There are other organizations which look at data differently and who use testing in a different manner, one used to focus and leverage resources and one that is not used for validation or “choosing 2 headlines”. In those situations, there is very little that can be said to describe just how valuable testing is. Testing changes the direction of entire organizations, it proves people wrong, it focuses resources and it allows for the exploration of alternative feasible options and allows you to really know the value of actions, not just argue them. It is a tool whose use is to find out what the most valuable of many different routes are, and then help you drive down those roads providing more and more value at each step. Those scenarios are more analogous to testing being the GPS, describing routes and shorter distances, as well as helping maximize time and fuel.

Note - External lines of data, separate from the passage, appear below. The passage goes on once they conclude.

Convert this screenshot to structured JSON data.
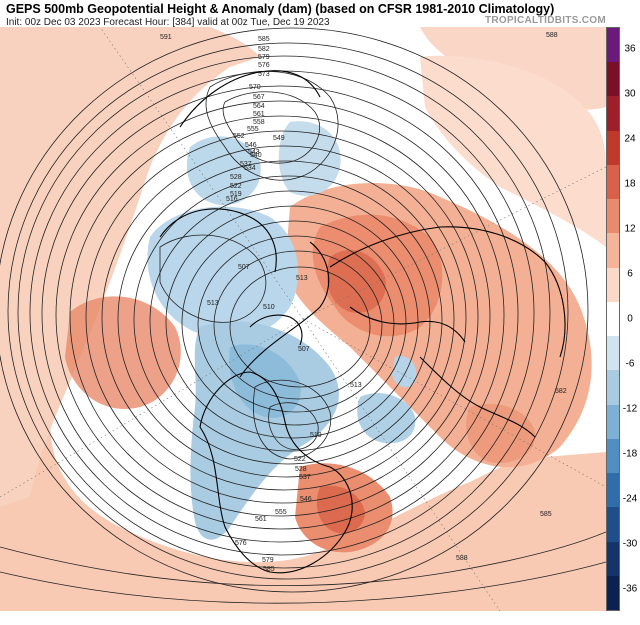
{
  "header": {
    "title": "GEPS 500mb Geopotential Height & Anomaly (dam) (based on CFSR 1981-2010 Climatology)",
    "subtitle": "Init: 00z Dec 03 2023   Forecast Hour: [384]   valid at 00z Tue, Dec 19 2023",
    "watermark": "TROPICALTIDBITS.COM"
  },
  "colorbar": {
    "ticks": [
      "36",
      "30",
      "24",
      "18",
      "12",
      "6",
      "0",
      "-6",
      "-12",
      "-18",
      "-24",
      "-30",
      "-36"
    ],
    "colors": [
      "#6a1a7a",
      "#7a0f25",
      "#9e1e2a",
      "#c0392b",
      "#d9614a",
      "#ea8a6c",
      "#f5b499",
      "#fbd9c8",
      "#ffffff",
      "#cfe3f0",
      "#a8cbe2",
      "#7db0d5",
      "#4f8fc2",
      "#2f6eaa",
      "#1e4f8a",
      "#15356a",
      "#0d2150"
    ]
  },
  "contours": {
    "labels": [
      "591",
      "585",
      "582",
      "579",
      "576",
      "573",
      "570",
      "567",
      "564",
      "561",
      "558",
      "555",
      "552",
      "549",
      "546",
      "543",
      "540",
      "537",
      "534",
      "528",
      "522",
      "519",
      "516",
      "513",
      "510",
      "507",
      "588"
    ]
  }
}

In both cases, there are ways to automate the process to lower decision time and to increase the efficiency of the test itself. That doesn’t address the real problem however which is if the entire vision of testing is wrong, then it doesn’t matter what system you use to make decisions or how you leverage MVT. It really doesn’t matter what sized drink goes into the cup holder, or how many different drinks can be placed there over time. If you are going down the other thought route, then how fast your GPS updates, what information it uses, and what factors you use to decide routes can have a massive impact on where you end up.